E ra un martes tibio de abril. Una España que se desperezaba de la dictadura votaba por primera vez en 48 años para elegir a todos los alcaldes y concejales. Las ciudades valencianas arrastraban el blanco y negro de un tiempo sombrío y sin glorias a ofrendar. El color y la alegría de vivir de la movida ni se intuía. Pero no estaba tan lejos en el tiempo. El cambio real empezó aquel 3 de abril de 1979. Y nadie lo sabía.

Si se observa la foto superior (incluida en la exposición que la Diputación de Valencia dedica a los cuarenta años de ayuntamientos democráticos) se puede ver a un joven con bigote y las manos en la urna, como protegiéndola. Es Enrique Camps. Entonces tenía 23 años (los jóvenes de antes siempre parecen mayores), vivía en el entorno de la plaza del Doctor Collado de València y repetía como presidente de mesa en el colegio instalado en la Lonja.

Esta era una característica especial de la jornada. Se votaba un mes y pocos días después de haber sacado las urnas para las elecciones generales (fueron el 1 de marzo), que habían confirmado a la derecha moderada de UCD como el partido más votado. La composición de las mesas electorales era la misma desde el referéndum de la Constitución del 6 de diciembre del año anterior, así que Enrique Camps volvía a presidir mesa por tercera vez en pocos meses.

«Todo era nuevo. No hicimos ningún cursillo de formación e íbamos perdidos. Al menos, la gente de los partidos estaba más ducha», recuerda Enrique, entonces empleado de administración en una constructora.

Los titulares del día después hablan de un día tranquilo, sin incidentes. Así lo recuerda el presidente de aquella mesa en el centro de València. «La gente [apoderados e interventores] intentaba comportarse, compartimos merienda». Que no hubiera grandes problemas no quiere decir que no hubiera tensión. Enrique votaba a la izquierda radical y no se fiaba demasiado del entorno: «Me encerré en la cabina y voté el último. Por si acaso».

Era una España que todavía se miraba de reojo. La esquina de la dictadura franquista había quedado atrás hacía muy poco. «Seguía habiendo miedo, por eso la gente hacía un ejercicio de contención». «En las conversaciones durante la jornada, con gente tan dispar, hablabas de otras cosas y compartías experiencias, pero la libertad no estaba para todo. Éramos del barrio, sabíamos del pie que cojeábamos cada uno, pero intentábamos no hablar demasiado de política», agrega.

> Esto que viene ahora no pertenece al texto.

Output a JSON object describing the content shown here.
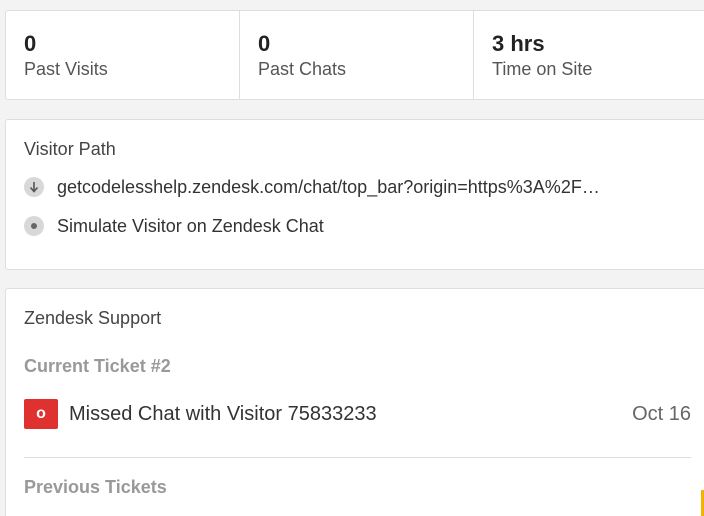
{
  "stats": [
    {
      "value": "0",
      "label": "Past Visits"
    },
    {
      "value": "0",
      "label": "Past Chats"
    },
    {
      "value": "3 hrs",
      "label": "Time on Site"
    }
  ],
  "visitor_path": {
    "title": "Visitor Path",
    "items": [
      {
        "icon": "download-arrow-icon",
        "text": "getcodelesshelp.zendesk.com/chat/top_bar?origin=https%3A%2F…"
      },
      {
        "icon": "dot-icon",
        "text": "Simulate Visitor on Zendesk Chat"
      }
    ]
  },
  "support": {
    "title": "Zendesk Support",
    "current_ticket_label": "Current Ticket #2",
    "ticket": {
      "status_letter": "o",
      "subject": "Missed Chat with Visitor 75833233",
      "date": "Oct 16",
      "status_color": "#e03131"
    },
    "previous_tickets_label": "Previous Tickets"
  }
}
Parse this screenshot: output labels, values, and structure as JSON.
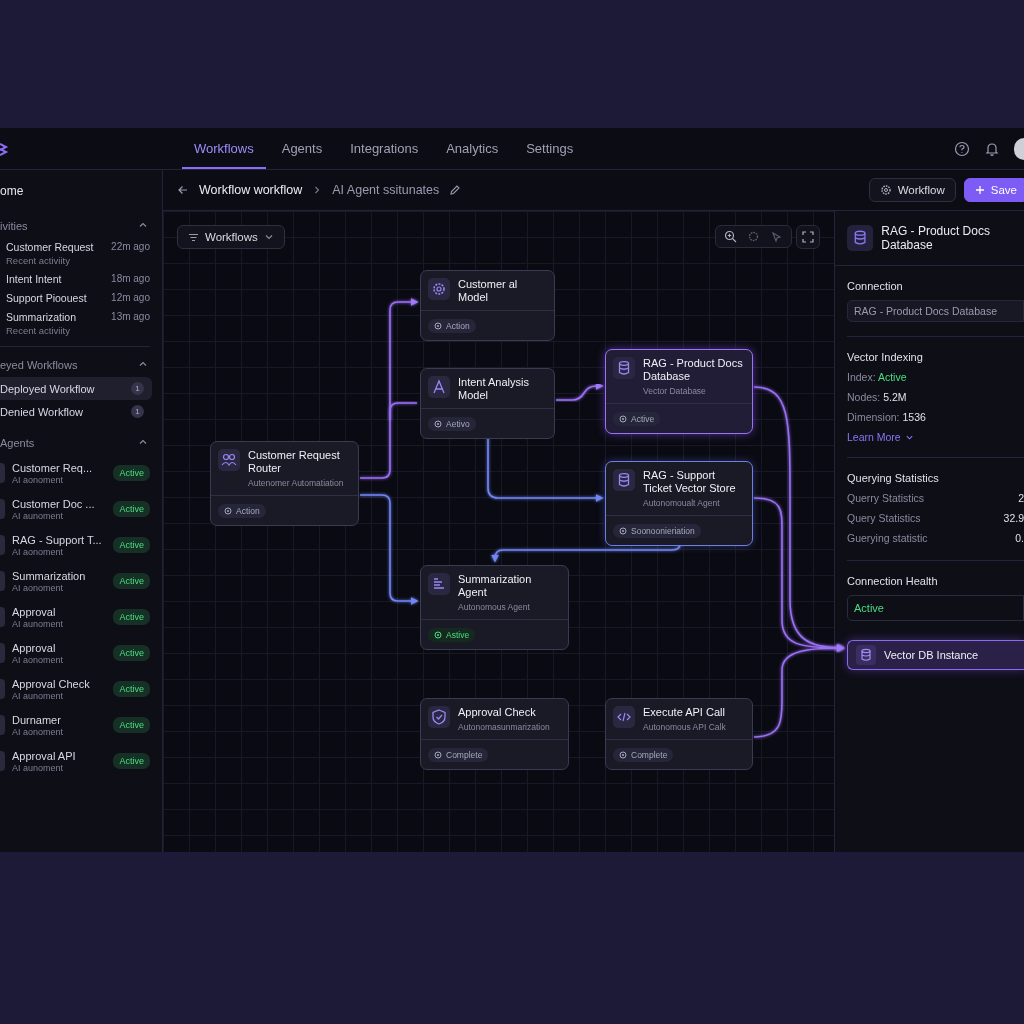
{
  "nav": {
    "tabs": [
      {
        "label": "Workflows",
        "selected": true
      },
      {
        "label": "Agents",
        "selected": false
      },
      {
        "label": "Integrations",
        "selected": false
      },
      {
        "label": "Analytics",
        "selected": false
      },
      {
        "label": "Settings",
        "selected": false
      }
    ]
  },
  "sidebar": {
    "home": "ome",
    "activities": {
      "title": "ivities",
      "expanded": true,
      "items": [
        {
          "title": "Customer Request",
          "subtitle": "Recent activiity",
          "time": "22m ago"
        },
        {
          "title": "Intent Intent",
          "time": "18m ago"
        },
        {
          "title": "Support Pioouest",
          "time": "12m ago"
        },
        {
          "title": "Summarization",
          "subtitle": "Recent activiity",
          "time": "13m ago"
        }
      ]
    },
    "workflows": {
      "title": "eyed Workflows",
      "expanded": true,
      "items": [
        {
          "label": "Deployed Workflow",
          "count": "1",
          "selected": true
        },
        {
          "label": "Denied Workflow",
          "count": "1",
          "selected": false
        }
      ]
    },
    "agents": {
      "title": "Agents",
      "expanded": true,
      "items": [
        {
          "name": "Customer Req...",
          "subtitle": "AI aonoment",
          "status": "Active"
        },
        {
          "name": "Customer Doc ...",
          "subtitle": "AI aunoment",
          "status": "Active"
        },
        {
          "name": "RAG - Support T...",
          "subtitle": "AI aonoment",
          "status": "Active"
        },
        {
          "name": "Summarization",
          "subtitle": "AI aonoment",
          "status": "Active"
        },
        {
          "name": "Approval",
          "subtitle": "AI aunoment",
          "status": "Active"
        },
        {
          "name": "Approval",
          "subtitle": "AI aonoment",
          "status": "Active"
        },
        {
          "name": "Approval Check",
          "subtitle": "AI aunoment",
          "status": "Active"
        },
        {
          "name": "Durnamer",
          "subtitle": "AI aonoment",
          "status": "Active"
        },
        {
          "name": "Approval API",
          "subtitle": "AI aunoment",
          "status": "Active"
        }
      ]
    }
  },
  "breadcrumb": {
    "parent": "Workflow workflow",
    "current": "AI Agent ssitunates"
  },
  "actions": {
    "workflow": "Workflow",
    "save": "Save"
  },
  "canvas": {
    "filter": "Workflows",
    "nodes": [
      {
        "title": "Customer Request Router",
        "subtitle": "Autenomer Automatiation",
        "selected": false,
        "linked": false,
        "status": {
          "label": "Action",
          "kind": "neutral"
        }
      },
      {
        "title": "Customer al Model",
        "selected": false,
        "linked": false,
        "status": {
          "label": "Action",
          "kind": "neutral"
        }
      },
      {
        "title": "Intent Analysis Model",
        "selected": false,
        "linked": false,
        "status": {
          "label": "Aetivo",
          "kind": "neutral"
        }
      },
      {
        "title": "RAG - Product Docs Database",
        "subtitle": "Vector Database",
        "selected": true,
        "linked": false,
        "status": {
          "label": "Active",
          "kind": "neutral"
        }
      },
      {
        "title": "RAG - Support Ticket Vector Store",
        "subtitle": "Autonomoualt Agent",
        "selected": false,
        "linked": true,
        "status": {
          "label": "Soonoonieriation",
          "kind": "neutral"
        }
      },
      {
        "title": "Summarization Agent",
        "subtitle": "Autonomous Agent",
        "selected": false,
        "linked": false,
        "status": {
          "label": "Astive",
          "kind": "success"
        }
      },
      {
        "title": "Approval Check",
        "subtitle": "Autonomasunmarization",
        "selected": false,
        "linked": false,
        "status": {
          "label": "Complete",
          "kind": "neutral"
        }
      },
      {
        "title": "Execute API Call",
        "subtitle": "Autonomous API Calk",
        "selected": false,
        "linked": false,
        "status": {
          "label": "Complete",
          "kind": "neutral"
        }
      }
    ]
  },
  "panel": {
    "title": "RAG - Product Docs Database",
    "connection": {
      "label": "Connection",
      "value": "RAG - Product Docs  Database"
    },
    "indexing": {
      "title": "Vector Indexing",
      "rows": [
        {
          "label": "Index:",
          "value": "Active",
          "kind": "status"
        },
        {
          "label": "Nodes:",
          "value": "5.2M",
          "kind": "plain"
        },
        {
          "label": "Dimension:",
          "value": "1536",
          "kind": "plain"
        }
      ],
      "link": "Learn More"
    },
    "stats": {
      "title": "Querying Statistics",
      "rows": [
        {
          "label": "Querry Statistics",
          "value": "2"
        },
        {
          "label": "Query Statistics",
          "value": "32.9"
        },
        {
          "label": "Guerying statistic",
          "value": "0."
        }
      ]
    },
    "health": {
      "title": "Connection Health",
      "value": "Active"
    },
    "instance": "Vector DB Instance"
  }
}
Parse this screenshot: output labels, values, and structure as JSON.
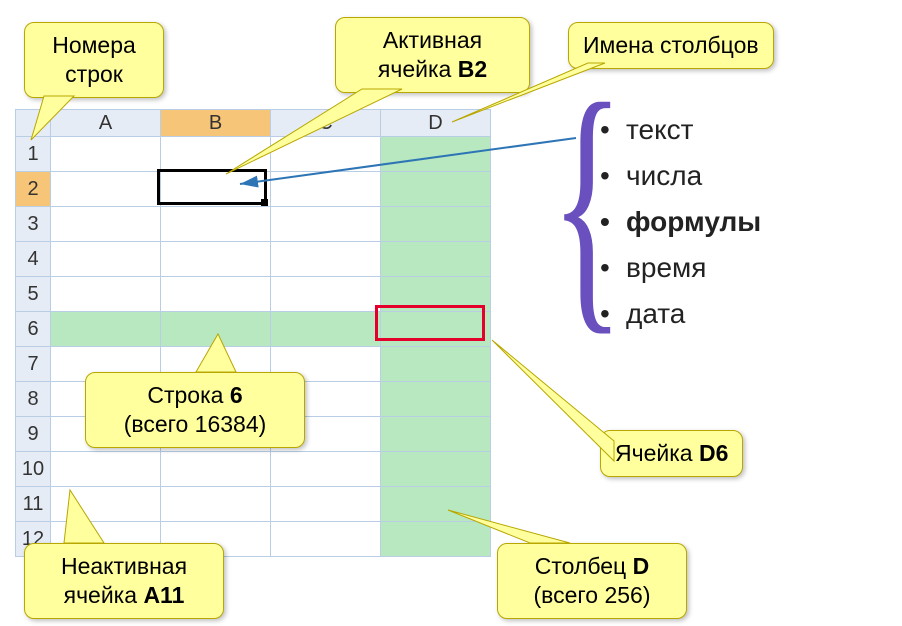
{
  "callouts": {
    "row_numbers": "Номера строк",
    "active_cell_prefix": "Активная ячейка ",
    "active_cell_ref": "B2",
    "column_names": "Имена столбцов",
    "row6_prefix": "Строка ",
    "row6_ref": "6",
    "row6_sub": "(всего 16384)",
    "cell_d6_prefix": "Ячейка ",
    "cell_d6_ref": "D6",
    "inactive_prefix": "Неактивная ячейка ",
    "inactive_ref": "A11",
    "column_d_prefix": "Столбец ",
    "column_d_ref": "D",
    "column_d_sub": "(всего 256)"
  },
  "grid": {
    "columns": [
      "A",
      "B",
      "C",
      "D"
    ],
    "rows": [
      "1",
      "2",
      "3",
      "4",
      "5",
      "6",
      "7",
      "8",
      "9",
      "10",
      "11",
      "12"
    ]
  },
  "bullets": {
    "items": [
      "текст",
      "числа",
      "формулы",
      "время",
      "дата"
    ],
    "bold_index": 2
  }
}
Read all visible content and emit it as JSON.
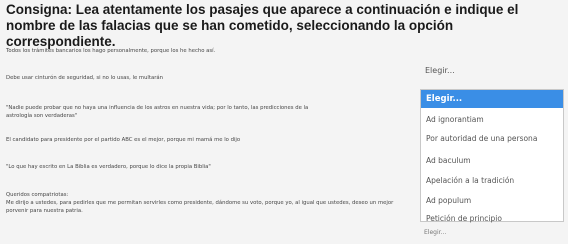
{
  "instructions": "Consigna: Lea atentamente los pasajes que aparece a continuación e indique el nombre de las falacias que se han cometido, seleccionando la opción correspondiente.",
  "passages": [
    "Todos los trámites bancarios los hago personalmente, porque los he hecho así.",
    "Debe usar cinturón de seguridad, si no lo usas, le multarán",
    "\"Nadie puede probar que no haya una influencia de los astros en nuestra vida; por lo tanto, las predicciones de la astrología son verdaderas\"",
    "El candidato para presidente por el partido ABC es el mejor, porque mi mamá me lo dijo",
    "\"Lo que hay escrito en La Biblia es verdadero, porque lo dice la propia Biblia\"",
    "Queridos compatriotas:",
    "Me dirijo a ustedes, para pedirles que me permitan servirles como presidente, dándome su voto, porque yo, al igual que ustedes, deseo un mejor porvenir para nuestra patria."
  ],
  "first_select": {
    "value": "Elegir..."
  },
  "dropdown_options": [
    "Elegir...",
    "Ad ignorantiam",
    "Por autoridad de una persona",
    "Ad baculum",
    "Apelación a la tradición",
    "Ad populum",
    "Petición de principio"
  ],
  "last_select": {
    "value": "Elegir..."
  }
}
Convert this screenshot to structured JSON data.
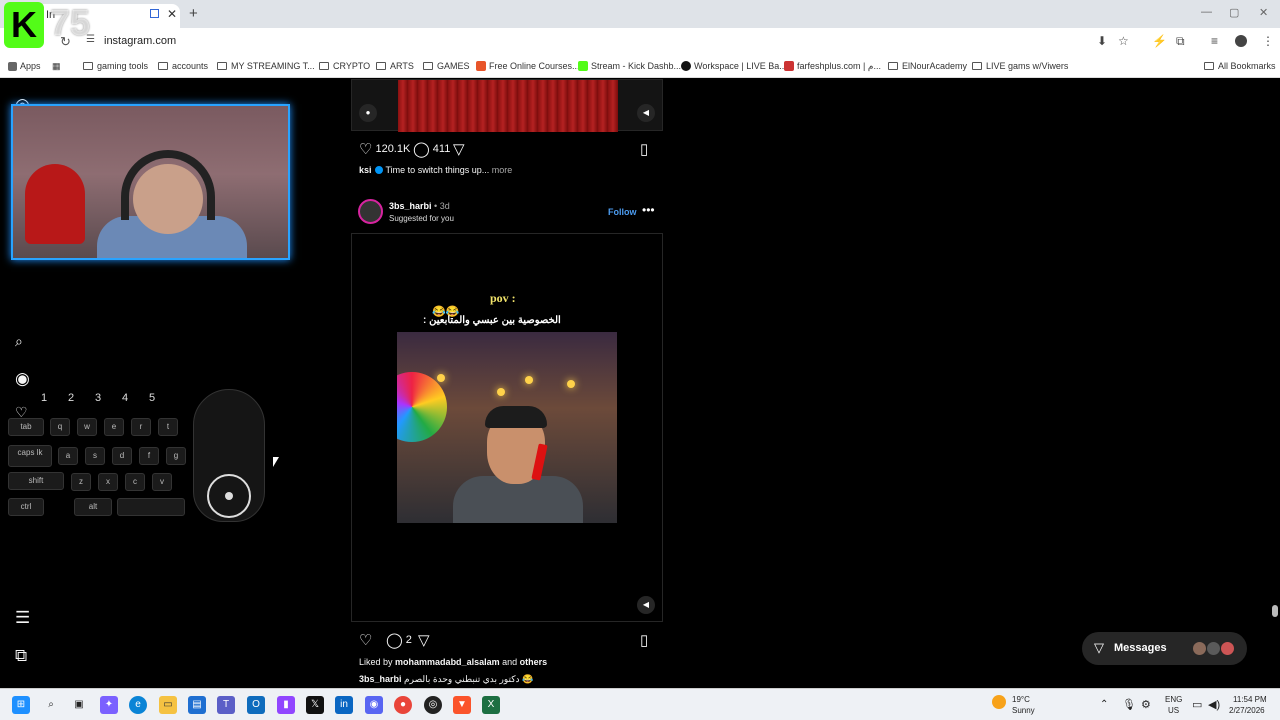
{
  "browser": {
    "tab_title": "In",
    "url": "instagram.com",
    "bookmarks": [
      {
        "label": "Apps"
      },
      {
        "label": "gaming tools"
      },
      {
        "label": "accounts"
      },
      {
        "label": "MY STREAMING T..."
      },
      {
        "label": "CRYPTO"
      },
      {
        "label": "ARTS"
      },
      {
        "label": "GAMES"
      },
      {
        "label": "Free Online Courses..."
      },
      {
        "label": "Stream - Kick Dashb..."
      },
      {
        "label": "Workspace | LIVE Ba..."
      },
      {
        "label": "farfeshplus.com | م..."
      },
      {
        "label": "ElNourAcademy"
      },
      {
        "label": "LIVE gams w/Viwers"
      },
      {
        "label": "All Bookmarks"
      }
    ]
  },
  "overlay": {
    "logo": "K",
    "viewer_count": "75"
  },
  "input_overlay": {
    "number_keys": [
      "1",
      "2",
      "3",
      "4",
      "5"
    ],
    "keys": {
      "tab": "tab",
      "q": "q",
      "w": "w",
      "e": "e",
      "r": "r",
      "t": "t",
      "caps": "caps lk",
      "a": "a",
      "s": "s",
      "d": "d",
      "f": "f",
      "g": "g",
      "shift": "shift",
      "z": "z",
      "x": "x",
      "c": "c",
      "v": "v",
      "ctrl": "ctrl",
      "alt": "alt"
    }
  },
  "post1": {
    "likes": "120.1K",
    "comments": "411",
    "author": "ksi",
    "caption": "Time to switch things up...",
    "more": "more"
  },
  "post2": {
    "username": "3bs_harbi",
    "age": "3d",
    "subtitle": "Suggested for you",
    "follow": "Follow",
    "video_title": "pov :",
    "video_subtitle": "الخصوصية بين عبسي والمتابعين :",
    "video_emoji": "😂😂",
    "comments": "2",
    "liked_by_prefix": "Liked by",
    "liked_by_user": "mohammadabd_alsalam",
    "liked_by_and": "and",
    "liked_by_others": "others",
    "caption_user": "3bs_harbi",
    "caption": "دكتور بدي تنبطني وحدة بالصرم 😂"
  },
  "messages": {
    "label": "Messages"
  },
  "taskbar": {
    "weather_temp": "19°C",
    "weather_desc": "Sunny",
    "lang1": "ENG",
    "lang2": "US",
    "time": "11:54 PM",
    "date": "2/27/2026"
  },
  "colors": {
    "instagram_blue": "#0095f6",
    "follow_blue": "#4c9cf0",
    "kick_green": "#53fc18",
    "webcam_border": "#29a3ff"
  }
}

Aquel martes templado de primavera, en el que era noticia la publicación en Gran Bretaña de unas fotografías de Jackie Onassis (antes Keneddy) desnuda y José María Ruiz Mateos aparecía en lo más alto de la lista de las fortunas españolas, las ciudades estaban pisando el acelerador de los cambios. Las elecciones, decía este mismo periódico, «van a servir, sobre todo, para anclar el concepto de la democracia en el pueblo». El vaticinio no pudo ser más acertado. La Transición verdadera empezó por las ciudades. Fue a partir de las primeras elecciones municipales cuando la modernización del país se propulsó y la posibilidad de un paso atrás se alejó. Nunca del todo, como se comprobó menos de dos años después, con el intento de golpe de Estado del 23F.

El tiempo es una sustancia frágil y precaria, con la tendencia de las olas marinas a romper en la orilla, regresar y nunca repetirse igual. Cuarenta años después, algo de aquel 3 de abril se ha revivido en 2019, con dos convocatorias electorales (generales y municipales) en un margen de un mes y poco. A diferencia de ahora, entonces hubo vuelco: UCD, que había repetido mayoría en el Congreso de los Diputados, vio cómo la izquierda, con el PSOE a la cabeza, pasaba a gobernar las principales ciudades españolas y valencianas: la capital y también Xàtiva, Gandia, Sagunt, Torrent, Alzira, Burjassot...

Aquel martes fue también el del nacimiento de una generación de políticos, algunos de los cuales han marcado una etapa larga en la vida valenciana y española. Las calles seguían siendo grises, pero la ilusión empezó a brillar.